Yolumda yürürken ve çıkan önüme herkesi gözlerinin içine bakarak yaralıyorum, acıtıyorum sessizce.

Moonee biraz öfkeli bugün, büyüdü ve nefret dolu anlamadığı kayıplara.

Yeşiller, maviler, sarılar ve aralara en çok pembeler. Bir masal ya da tatlı olan ne varsa gibi hissettiren tüm renkler. Anlaşılmayan ve üstünde durulmayan tüm o kötülükler, önemi yok hiçbirinin bu sıra burası toz içinde kalmışcasına sessiz. Çok beklemiş gibi, özlemiş gibi, daha henüz hiçbir duyguyu tatmamış gibi, yarı uyur ve uyanık sıradan bir şarkıyı duymuş ve sevivermiş gibi, yapayalnız gibi doğar doğmaz ve alışmış gibi ağlamayı herkesten çok sevmiş gibi. Bu dünyada her şey mübah, en güzel kötüler burada yaşıyor. Hain mi gördünüz, en güzel şekerlerden bir kutu yapın verin ellerine ve minik çikolatalar aralara. Hırsız mı ya da, alnına bir öpücük kondurun ve küçücük daha yaşı bir sürü şey var çalacak hayatta, biraz izin verelim. Farkında olmayıverelim bir kez de, altı üstü gülümseyecek iki çift göz.

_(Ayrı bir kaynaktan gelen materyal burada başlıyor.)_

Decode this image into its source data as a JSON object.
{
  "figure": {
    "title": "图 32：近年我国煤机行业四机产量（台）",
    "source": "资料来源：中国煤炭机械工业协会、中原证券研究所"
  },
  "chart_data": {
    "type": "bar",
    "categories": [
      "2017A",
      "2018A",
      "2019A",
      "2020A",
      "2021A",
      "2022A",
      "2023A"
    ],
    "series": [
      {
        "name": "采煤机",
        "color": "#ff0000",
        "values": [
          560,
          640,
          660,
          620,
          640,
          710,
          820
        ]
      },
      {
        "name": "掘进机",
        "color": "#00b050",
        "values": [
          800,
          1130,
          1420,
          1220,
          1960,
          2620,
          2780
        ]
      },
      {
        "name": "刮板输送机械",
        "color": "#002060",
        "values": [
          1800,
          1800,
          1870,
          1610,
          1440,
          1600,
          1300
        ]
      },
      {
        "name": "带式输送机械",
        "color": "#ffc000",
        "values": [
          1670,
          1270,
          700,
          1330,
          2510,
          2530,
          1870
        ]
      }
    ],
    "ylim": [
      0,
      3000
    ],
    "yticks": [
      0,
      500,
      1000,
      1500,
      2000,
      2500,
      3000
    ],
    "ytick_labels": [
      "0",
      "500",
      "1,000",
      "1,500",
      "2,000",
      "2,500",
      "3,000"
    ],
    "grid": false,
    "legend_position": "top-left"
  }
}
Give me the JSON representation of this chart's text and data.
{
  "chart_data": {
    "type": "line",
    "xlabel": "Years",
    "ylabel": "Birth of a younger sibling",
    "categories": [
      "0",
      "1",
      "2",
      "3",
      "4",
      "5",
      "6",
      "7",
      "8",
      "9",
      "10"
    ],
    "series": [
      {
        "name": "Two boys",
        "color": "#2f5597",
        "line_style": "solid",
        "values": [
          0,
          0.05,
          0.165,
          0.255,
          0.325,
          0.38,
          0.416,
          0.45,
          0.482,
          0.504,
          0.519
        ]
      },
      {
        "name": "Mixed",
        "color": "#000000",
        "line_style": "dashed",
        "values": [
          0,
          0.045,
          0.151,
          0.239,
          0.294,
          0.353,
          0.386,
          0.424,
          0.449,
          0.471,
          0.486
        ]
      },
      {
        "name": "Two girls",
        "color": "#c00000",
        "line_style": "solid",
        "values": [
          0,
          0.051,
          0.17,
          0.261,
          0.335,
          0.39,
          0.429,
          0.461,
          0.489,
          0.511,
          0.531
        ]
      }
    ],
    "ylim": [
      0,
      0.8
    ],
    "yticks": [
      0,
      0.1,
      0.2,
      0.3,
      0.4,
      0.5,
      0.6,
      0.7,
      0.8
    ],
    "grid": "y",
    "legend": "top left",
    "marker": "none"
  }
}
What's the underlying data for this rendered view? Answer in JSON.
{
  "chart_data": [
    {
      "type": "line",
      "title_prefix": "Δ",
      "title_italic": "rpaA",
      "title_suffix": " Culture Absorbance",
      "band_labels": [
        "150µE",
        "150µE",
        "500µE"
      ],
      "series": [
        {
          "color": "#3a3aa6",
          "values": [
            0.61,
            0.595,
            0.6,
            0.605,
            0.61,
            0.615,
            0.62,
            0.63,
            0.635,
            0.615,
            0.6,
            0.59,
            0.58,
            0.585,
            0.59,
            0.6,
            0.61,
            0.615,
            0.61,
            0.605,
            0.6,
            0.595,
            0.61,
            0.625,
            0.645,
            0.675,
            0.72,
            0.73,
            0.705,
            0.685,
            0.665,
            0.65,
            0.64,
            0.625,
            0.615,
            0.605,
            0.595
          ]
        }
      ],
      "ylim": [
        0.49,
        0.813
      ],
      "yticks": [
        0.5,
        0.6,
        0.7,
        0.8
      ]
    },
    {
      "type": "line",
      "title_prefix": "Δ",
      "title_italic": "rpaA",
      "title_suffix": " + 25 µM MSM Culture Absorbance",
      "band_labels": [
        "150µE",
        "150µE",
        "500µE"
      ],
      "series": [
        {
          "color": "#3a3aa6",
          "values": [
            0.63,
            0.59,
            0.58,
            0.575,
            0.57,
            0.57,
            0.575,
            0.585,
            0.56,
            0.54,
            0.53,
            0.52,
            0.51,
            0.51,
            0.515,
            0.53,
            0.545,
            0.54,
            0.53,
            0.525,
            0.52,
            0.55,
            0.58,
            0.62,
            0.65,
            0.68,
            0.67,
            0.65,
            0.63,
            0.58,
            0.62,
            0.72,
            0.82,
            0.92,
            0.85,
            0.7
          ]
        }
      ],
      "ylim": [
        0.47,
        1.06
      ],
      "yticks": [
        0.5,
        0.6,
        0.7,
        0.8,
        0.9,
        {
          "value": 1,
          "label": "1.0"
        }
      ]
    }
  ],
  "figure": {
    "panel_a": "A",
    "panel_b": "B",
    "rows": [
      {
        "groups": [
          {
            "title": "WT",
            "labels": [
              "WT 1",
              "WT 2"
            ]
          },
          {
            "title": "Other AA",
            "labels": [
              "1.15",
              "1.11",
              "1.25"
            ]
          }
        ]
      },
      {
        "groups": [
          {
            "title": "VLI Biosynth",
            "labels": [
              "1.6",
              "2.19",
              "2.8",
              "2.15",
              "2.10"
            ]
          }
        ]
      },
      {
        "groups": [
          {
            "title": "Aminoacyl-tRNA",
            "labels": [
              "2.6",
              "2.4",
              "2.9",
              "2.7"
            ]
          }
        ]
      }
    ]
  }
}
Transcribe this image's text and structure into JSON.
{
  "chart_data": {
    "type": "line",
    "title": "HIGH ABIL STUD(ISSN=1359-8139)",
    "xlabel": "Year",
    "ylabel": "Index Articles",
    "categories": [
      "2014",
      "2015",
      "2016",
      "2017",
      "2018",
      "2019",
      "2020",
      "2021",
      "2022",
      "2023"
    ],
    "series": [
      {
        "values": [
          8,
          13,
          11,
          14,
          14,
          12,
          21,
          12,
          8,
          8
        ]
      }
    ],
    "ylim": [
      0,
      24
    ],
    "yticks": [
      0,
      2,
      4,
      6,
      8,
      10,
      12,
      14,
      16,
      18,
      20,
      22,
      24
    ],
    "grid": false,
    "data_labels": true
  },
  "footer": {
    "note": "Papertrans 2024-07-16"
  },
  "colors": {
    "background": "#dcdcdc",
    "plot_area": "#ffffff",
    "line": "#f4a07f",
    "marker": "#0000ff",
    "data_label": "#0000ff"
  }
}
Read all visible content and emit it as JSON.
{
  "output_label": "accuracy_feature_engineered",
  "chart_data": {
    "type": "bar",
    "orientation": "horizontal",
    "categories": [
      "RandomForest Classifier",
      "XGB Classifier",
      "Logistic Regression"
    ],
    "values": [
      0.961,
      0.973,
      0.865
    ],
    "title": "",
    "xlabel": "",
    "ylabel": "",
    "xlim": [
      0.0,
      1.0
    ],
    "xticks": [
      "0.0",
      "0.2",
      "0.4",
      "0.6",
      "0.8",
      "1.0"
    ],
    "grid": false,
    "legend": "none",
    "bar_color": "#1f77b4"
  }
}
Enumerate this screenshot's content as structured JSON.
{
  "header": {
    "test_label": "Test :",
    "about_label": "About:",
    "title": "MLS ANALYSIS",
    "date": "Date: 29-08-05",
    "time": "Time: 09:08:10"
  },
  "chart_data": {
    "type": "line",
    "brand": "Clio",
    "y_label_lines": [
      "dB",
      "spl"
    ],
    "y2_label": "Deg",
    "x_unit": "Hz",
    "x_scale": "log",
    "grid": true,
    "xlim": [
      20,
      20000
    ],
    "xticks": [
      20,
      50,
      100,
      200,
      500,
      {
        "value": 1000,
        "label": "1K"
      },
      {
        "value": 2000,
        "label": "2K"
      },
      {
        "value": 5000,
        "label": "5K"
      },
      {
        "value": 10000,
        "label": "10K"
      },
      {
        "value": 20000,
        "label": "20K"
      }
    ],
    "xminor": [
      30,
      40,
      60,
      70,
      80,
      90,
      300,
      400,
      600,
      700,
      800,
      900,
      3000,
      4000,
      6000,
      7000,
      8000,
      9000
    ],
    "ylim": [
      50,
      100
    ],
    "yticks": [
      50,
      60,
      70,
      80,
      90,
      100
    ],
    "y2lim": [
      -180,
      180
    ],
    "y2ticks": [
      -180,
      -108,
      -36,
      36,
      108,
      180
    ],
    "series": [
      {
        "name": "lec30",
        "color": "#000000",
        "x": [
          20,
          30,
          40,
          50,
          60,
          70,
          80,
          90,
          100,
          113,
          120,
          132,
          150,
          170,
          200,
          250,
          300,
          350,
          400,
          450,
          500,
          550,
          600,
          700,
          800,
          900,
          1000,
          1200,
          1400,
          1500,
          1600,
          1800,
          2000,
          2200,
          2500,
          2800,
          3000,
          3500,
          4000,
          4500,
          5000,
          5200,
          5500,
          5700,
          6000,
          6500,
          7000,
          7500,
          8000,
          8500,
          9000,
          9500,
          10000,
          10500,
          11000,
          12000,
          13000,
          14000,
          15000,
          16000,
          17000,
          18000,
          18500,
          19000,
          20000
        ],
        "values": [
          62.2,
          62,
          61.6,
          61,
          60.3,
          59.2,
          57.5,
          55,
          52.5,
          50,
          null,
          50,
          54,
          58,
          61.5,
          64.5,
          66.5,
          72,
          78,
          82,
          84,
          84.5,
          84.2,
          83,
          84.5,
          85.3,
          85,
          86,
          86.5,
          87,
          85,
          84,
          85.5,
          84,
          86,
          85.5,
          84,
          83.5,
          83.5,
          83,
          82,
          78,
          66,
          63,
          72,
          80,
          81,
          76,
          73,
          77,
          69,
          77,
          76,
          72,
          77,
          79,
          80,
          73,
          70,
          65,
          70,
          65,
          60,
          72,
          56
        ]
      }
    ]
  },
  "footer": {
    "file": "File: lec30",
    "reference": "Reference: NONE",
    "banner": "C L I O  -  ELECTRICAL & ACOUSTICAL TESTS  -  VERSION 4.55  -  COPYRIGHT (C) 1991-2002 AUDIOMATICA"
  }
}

Bir değişikliğim yok, almışlar beni koparmışlar kocaman evimden. Pembeli sarılı kocaman binalarım vardı benim yüzlerce pis insan yaşayan içinde ve ben hepsini ezbere sayarım yine, unutturduk sandılar. İyilik yaptıklarını sandılar, beni doğru insan olma niyetinde çekip aldılar. Ama benim öfkem bugün, ve kötü niyetim yangın gibi kor kor içimde. Yolumda yürürken ve çıkan önüme herkesi gözlerinin içine bakarak yaralıyorum, acıtıyorum sessizce. Her seferinde daha da hırslanıyorum aldığınız elimden, güneşimi ve terliklerimi koşmaktan yırtılmış, umrumda bile değil.